On Sunday, upscale shoe-maker Jimmy Choo agreed to be sold to German luxury-goods firm Labelux GmbH, which owns Swiss shoe brand Bally, as well as the Derek Lam fashion house and British jeweler Solange Azagury-Partridge.

"A lot of these larger companies are going to be under even greater pressure to find ways to grow. And when they've penetrated even more of these international hamlets, acquisitions are going to be the way to grow," Kravetz said.

Hong Kong luxury menswear operator Trinity Ltd, which last year bought Italy's Cerruti fashion house, said it is looking to acquire more heritage brands in Europe to fuel its expansion in China, set to become the world's biggest luxury market within the next decade. In January, Trinity raised $95 million specifically to fund acquisitions.

Retailers operating in greater China, such as Trinity and YGM Trading Ltd, have been acquiring European brands as increasingly wealthy Chinese consumers turn to expensive foreign brands for suits, handbags and shoes.

"What we've seen obviously is that companies have a lot of cash on their balance sheets, confidence again. We've passed the financial crisis," said Scilla Huang Sun, Swiss & Global Asset Management told the Reuters Summit in Paris.

"Many companies are planning IPOs and we think consolidation in the luxury sector will continue. That's positive because it will lift luxury stocks," said Laurent Belloni, a fund manager at Pictet Premium Brand.

Pictet Premium says luxury stocks are trading at 17 times future earnings, but could rise to 20 to 22 times earnings, in line with historical averages.

SUITORS LINING UP

Italian fashion house Roberto Cavalli said it has a long line of suitors, but wants to deliver on its turnaround plan before looking at a sale or initial public offering.

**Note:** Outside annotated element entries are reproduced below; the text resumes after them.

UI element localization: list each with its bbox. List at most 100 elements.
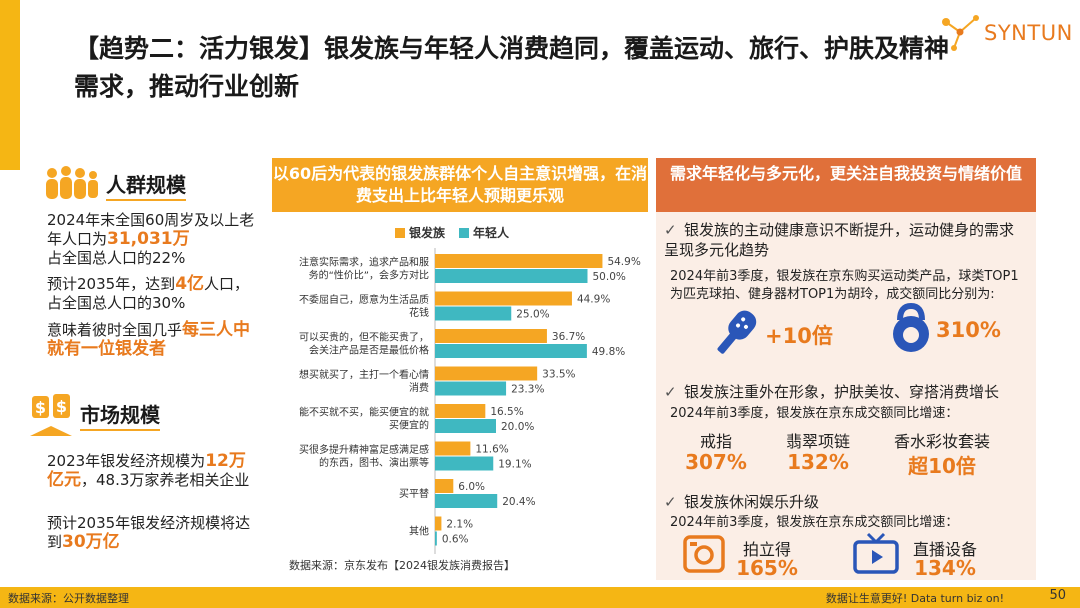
market-paragraph-2: 预计2035年银发经济规模将达到30万亿 [47, 514, 251, 552]
legend-swatch-silver [395, 227, 405, 238]
category-label-line: 的东西，图书、演出票等 [319, 456, 429, 469]
beauty-note: 2024年前3季度，银发族在京东成交额同比增速： [670, 406, 959, 421]
paddle-icon [717, 310, 757, 354]
page-title: 【趋势二：活力银发】银发族与年轻人消费趋同，覆盖运动、旅行、护肤及精神需求，推动… [74, 34, 950, 101]
category-label: 可以买贵的，但不能买贵了，会关注产品是否是最低价格 [299, 331, 429, 357]
accent-bar [0, 0, 20, 170]
bar-young [435, 344, 587, 358]
data-label-young: 0.6% [442, 534, 469, 546]
crowd-paragraph-3: 意味着彼时全国几乎每三人中就有一位银发者 [47, 320, 251, 359]
data-label-young: 20.0% [501, 421, 534, 433]
svg-text:$: $ [35, 398, 46, 417]
bar-silver [435, 254, 603, 268]
check-icon: ✓ [664, 493, 677, 511]
category-label-line: 会关注产品是否是最低价格 [309, 344, 429, 357]
category-label-line: 注意实际需求，追求产品和服 [299, 256, 429, 269]
bar-chart: 注意实际需求，追求产品和服务的“性价比”，会多方对比 54.9% 50.0% 不委屈自… [299, 248, 641, 554]
category-label-line: 不委屈自己，愿意为生活品质 [299, 293, 429, 306]
right-panel [656, 212, 1036, 580]
bar-silver [435, 441, 471, 456]
right-header: 需求年轻化与多元化，更关注自我投资与情绪价值 [656, 158, 1036, 212]
bar-silver [435, 329, 547, 343]
check-icon: ✓ [664, 383, 677, 401]
health-note: 2024年前3季度，银发族在京东购买运动类产品，球类TOP1为匹克球拍、健身器材… [670, 269, 1019, 302]
bar-silver [435, 479, 454, 493]
legend-label-young: 年轻人 [473, 226, 510, 240]
kettlebell-growth: 310% [936, 318, 1001, 342]
data-label-silver: 33.5% [542, 369, 575, 381]
crowd-paragraph-2: 预计2035年，达到4亿人口，占全国总人口的30% [47, 274, 250, 313]
category-label-line: 能不买就不买，能买便宜的就 [299, 406, 429, 419]
crowd-paragraph-1: 2024年末全国60周岁及以上老年人口为31,031万 占全国总人口的22% [47, 211, 255, 267]
svg-text:$: $ [56, 397, 67, 416]
logo-network-icon [942, 15, 979, 51]
data-label-silver: 44.9% [577, 294, 610, 306]
category-label-line: 买平替 [399, 487, 429, 500]
data-label-young: 50.0% [593, 271, 626, 283]
data-label-silver: 11.6% [475, 444, 508, 456]
category-label: 注意实际需求，追求产品和服务的“性价比”，会多方对比 [299, 256, 429, 282]
data-label-silver: 16.5% [490, 406, 523, 418]
category-label-line: 想买就买了，主打一个看心情 [299, 368, 429, 381]
bullet-beauty: ✓ 银发族注重外在形象，护肤美妆、穿搭消费增长 [664, 383, 1000, 401]
data-label-young: 23.3% [511, 384, 544, 396]
bar-silver [435, 404, 486, 418]
leisure-item-value: 165% [736, 556, 798, 580]
beauty-item-value: 307% [685, 450, 747, 474]
bullet-leisure: ✓ 银发族休闲娱乐升级 [664, 493, 820, 511]
category-label-line: 买便宜的 [389, 419, 429, 432]
market-paragraph-1: 2023年银发经济规模为12万亿元，48.3万家养老相关企业 [47, 451, 250, 490]
category-label: 其他 [409, 525, 429, 538]
category-label: 想买就买了，主打一个看心情消费 [299, 368, 429, 394]
syntun-logo: SYNTUN [938, 12, 1078, 56]
bar-young [435, 306, 512, 321]
leisure-item-label: 拍立得 [742, 540, 791, 559]
legend-item-silver: 银发族 [395, 224, 445, 241]
leisure-item-label: 直播设备 [912, 540, 977, 559]
leisure-note: 2024年前3季度，银发族在京东成交额同比增速： [670, 515, 959, 530]
category-label-line: 消费 [409, 381, 429, 394]
paddle-growth: +10倍 [765, 324, 833, 348]
people-icon [46, 166, 98, 199]
bar-young [435, 494, 498, 508]
footer-bar: 数据来源：公开数据整理 数据让生意更好! Data turn biz on! 5… [0, 587, 1080, 608]
market-title: 市场规模 [80, 399, 160, 431]
leisure-item-value: 134% [914, 556, 976, 580]
legend-label-silver: 银发族 [409, 226, 446, 240]
bar-silver [435, 366, 538, 381]
live-stream-icon [853, 532, 899, 574]
beauty-item-label: 戒指 [699, 432, 732, 451]
data-label-young: 20.4% [502, 496, 535, 508]
data-label-silver: 36.7% [552, 331, 585, 343]
data-label-silver: 2.1% [446, 519, 473, 531]
category-label: 买很多提升精神富足感满足感的东西，图书、演出票等 [299, 443, 429, 469]
bullet-health: ✓ 银发族的主动健康意识不断提升，运动健身的需求呈现多元化趋势 [664, 221, 1015, 259]
logo-text: SYNTUN [984, 21, 1073, 45]
category-label-line: 务的“性价比”，会多方对比 [309, 269, 429, 282]
bar-young [435, 269, 588, 283]
bar-young [435, 531, 437, 546]
crowd-section-header: 人群规模 [42, 164, 186, 206]
category-label-line: 花钱 [409, 306, 429, 319]
legend-item-young: 年轻人 [459, 224, 509, 241]
category-label: 买平替 [399, 487, 429, 500]
instant-camera-icon [683, 535, 725, 573]
beauty-item-label: 香水彩妆套装 [893, 432, 990, 451]
data-label-young: 25.0% [516, 309, 549, 321]
data-label-young: 49.8% [592, 346, 625, 358]
footer-slogan: 数据让生意更好! Data turn biz on! [825, 592, 1004, 605]
data-label-silver: 54.9% [607, 256, 640, 268]
money-icon: $ $ [30, 394, 72, 436]
chart-legend: 银发族 年轻人 [395, 224, 509, 241]
chart-header: 以60后为代表的银发族群体个人自主意识增强，在消费支出上比年轻人预期更乐观 [272, 158, 648, 212]
chart-source: 数据来源：京东发布【2024银发族消费报告】 [289, 559, 515, 572]
bar-silver [435, 516, 442, 531]
legend-swatch-young [459, 227, 470, 238]
data-label-silver: 6.0% [458, 481, 485, 493]
category-label-line: 其他 [409, 525, 429, 538]
footer-source: 数据来源：公开数据整理 [8, 592, 129, 605]
bar-young [435, 456, 494, 471]
market-section-header: $ $ 市场规模 [28, 392, 160, 438]
data-label-young: 19.1% [498, 459, 531, 471]
category-label: 能不买就不买，能买便宜的就买便宜的 [299, 406, 429, 432]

"We have a long queue that is coming to us, because they can smell there is something positive going on," Gianluca Brozzetti told the Reuters Global Luxury and Fashion Summit in London.

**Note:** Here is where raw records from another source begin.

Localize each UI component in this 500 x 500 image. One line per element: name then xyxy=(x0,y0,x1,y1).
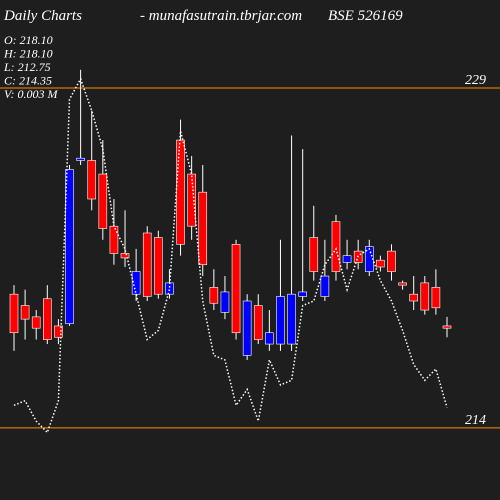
candle-body xyxy=(242,300,252,356)
candle-body xyxy=(320,275,330,297)
candle-body xyxy=(87,160,97,200)
candle-body xyxy=(176,139,185,245)
candle-body xyxy=(342,255,352,263)
ohlc-info: O: 218.10 xyxy=(4,33,53,47)
candle-body xyxy=(109,225,119,254)
ohlc-info: H: 218.10 xyxy=(3,47,53,61)
candle-body xyxy=(220,291,230,313)
candle-body xyxy=(442,325,452,329)
candle-body xyxy=(98,173,108,229)
candle-body xyxy=(420,282,430,311)
chart-title: Daily Charts xyxy=(3,8,82,24)
candle-body xyxy=(231,244,241,334)
y-tick-label: 229 xyxy=(465,73,486,88)
candle-body xyxy=(20,305,30,320)
symbol: BSE 526169 xyxy=(328,8,403,24)
candle-body xyxy=(431,287,441,309)
candle-body xyxy=(398,282,407,286)
candle-body xyxy=(387,250,396,272)
candle-body xyxy=(376,259,385,268)
candle-body xyxy=(43,298,52,340)
candle-body xyxy=(9,293,19,334)
candle-body xyxy=(54,325,63,338)
candle-body xyxy=(209,287,219,304)
candle-body xyxy=(276,296,285,345)
candle-body xyxy=(142,232,152,297)
candle-body xyxy=(154,237,163,295)
ohlc-info: C: 214.35 xyxy=(4,74,52,88)
candle-body xyxy=(187,173,196,227)
candle-body xyxy=(265,332,274,345)
ohlc-info: V: 0.003 M xyxy=(4,87,59,101)
candle-body xyxy=(131,271,141,295)
candle-body xyxy=(287,293,296,345)
candle-body xyxy=(120,253,130,259)
candle-body xyxy=(31,316,41,329)
candle-body xyxy=(65,169,74,324)
candle-body xyxy=(198,191,208,266)
ohlc-info: L: 212.75 xyxy=(3,60,51,74)
candle-body xyxy=(165,282,174,295)
y-tick-label: 214 xyxy=(465,413,486,428)
candle-body xyxy=(309,237,319,272)
candle-body xyxy=(76,157,85,161)
candle-body xyxy=(409,293,418,302)
candle-body xyxy=(331,221,341,272)
candle-body xyxy=(298,291,307,297)
chart-subtitle: - munafasutrain.tbrjar.com xyxy=(140,8,302,24)
candle-body xyxy=(253,305,263,340)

Clothing brands such as fast-growing French fashion brand Zadig & Voltaire and Swiss luxury watchmaker Quinting also said they have been approached several times over the last two years.

They said they eventually turned down the offers as they preferred to keep control of their companies. "It was not our intention to sell," Quinting CEO Pascal Berclaz said.

"I have a lot of people knocking on my door but I usually don't answer them as it is a loss of time," Zadig & Voltaire founder and Chief Executive Thierry Gillier told the summit in Paris.

Initial public offerings are seen as a viable alternative to selling to a larger brand. Moncler, Prada, Ferragamo are often cited as prime IPO candidates.

Kravetz said such companies are likely to move slowly toward the public markets since they many luxury brands are family owned and bogged down in history and bureaucracy.

"These companies move at a glacial pace. But a $10 billion IPO for Prada could get the family's attention," Kravetz said.